The damage from the bombs was immense - the street full of blackened metal, doors hanging from hinges. Even though the cars had been removed I could still see blast marks on the floor.

No one had been killed here, but plenty were injured. 

I visited one of the damaged apartments. Blast-seared walls seemed to close in, and debris was scattered across the floor. A young girl, six years old at most, sat crying on her mother's lap. ‎Her family had very little to begin with, and now they have nothing. Thier lifetime's possessions were consumed in seconds by the explosion.

No life to love

This was supposed to be a holiday, a happy Eid. A chance, as Qasim Sabti put it, to enjoy life. There's no enjoyment here, no life to be loved. Only severe pain and fear for the future.

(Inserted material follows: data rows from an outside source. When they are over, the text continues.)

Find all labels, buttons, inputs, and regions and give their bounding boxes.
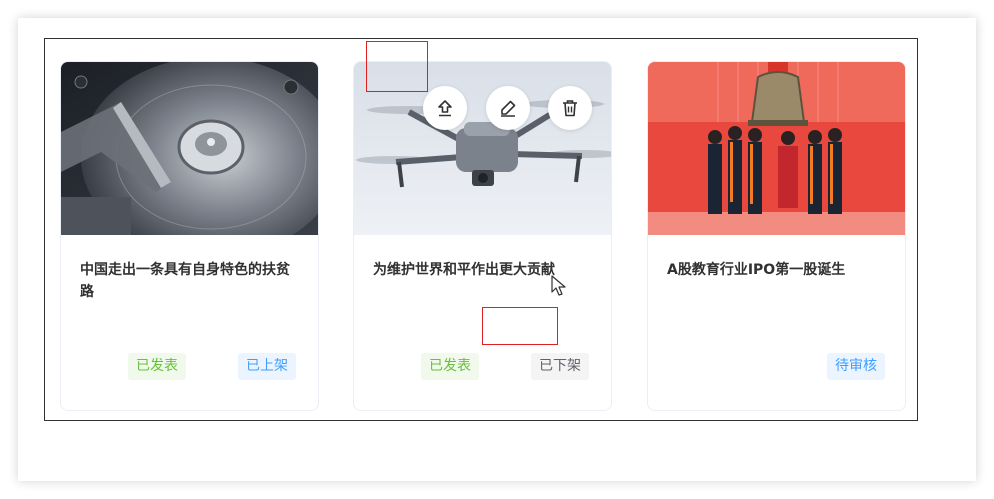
edit-button[interactable]: [486, 86, 530, 130]
delete-icon: [563, 100, 577, 117]
article-card[interactable]: A股教育行业IPO第一股诞生 待审核: [647, 61, 906, 411]
status-tag-reviewing: 待审核: [827, 353, 885, 380]
page: 中国走出一条具有自身特色的扶贫路 已发表 已上架 为维护世界和平作出更大贡献 已…: [0, 0, 994, 499]
status-tag-published: 已发表: [128, 353, 186, 380]
hard-drive-image: [61, 62, 318, 235]
article-title: A股教育行业IPO第一股诞生: [667, 262, 846, 278]
delete-button[interactable]: [548, 86, 592, 130]
status-tag-unlisted: 已下架: [531, 353, 589, 380]
article-card[interactable]: 为维护世界和平作出更大贡献 已发表 已下架: [353, 61, 612, 411]
card-list-frame: 中国走出一条具有自身特色的扶贫路 已发表 已上架 为维护世界和平作出更大贡献 已…: [44, 38, 918, 421]
upload-button[interactable]: [423, 86, 467, 130]
mouse-cursor-icon: [551, 275, 566, 296]
status-tag-listed: 已上架: [238, 353, 296, 380]
article-title: 中国走出一条具有自身特色的扶贫路: [80, 262, 290, 300]
edit-icon: [501, 100, 516, 117]
article-card[interactable]: 中国走出一条具有自身特色的扶贫路 已发表 已上架: [60, 61, 319, 411]
bell-ceremony-image: [648, 62, 905, 235]
upload-icon: [438, 100, 452, 117]
status-tag-published: 已发表: [421, 353, 479, 380]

‎They say Baghdad is used to this violent life. I disagree. No one will ever get used to car bombs ripping through their streets, or gun battles raging outside their homes. 

Neighbourhoods are becoming no-go areas and once again in Baghdad's history, this city dividing itself along ethnic lines. 

The attack on Shia neighbourhoods is likely to be the work of a group calling itself Al-Qeada in Iraq. It's stated aim is simple: to transform the country into a Sunni Islamic state. 

It has been able to resurface because the Iraqi army doesn't have the US support it once had. And Sunni tribal militias, formed to combat foreign fighters of the original Al-Qaeda, have been disbanded.

I asked Osama what he thought of the militias coming back. "They have been given state jobs, or gone back to their villages. Others frustrated by the way they were treated have gone back to groups like Al-Qaeda in Iraq. I don't know how this all ends, or even when it will end." 

What is clear, is that an Iraqi solution is required to this Iraqi problem. But on the streets of Shaab, there's little confidence in anyone bringing peace. As one ma‎n said to me, "Our politicians enjoy their money and sit and eat. We just die."

Grim and angry words from car-bomb city.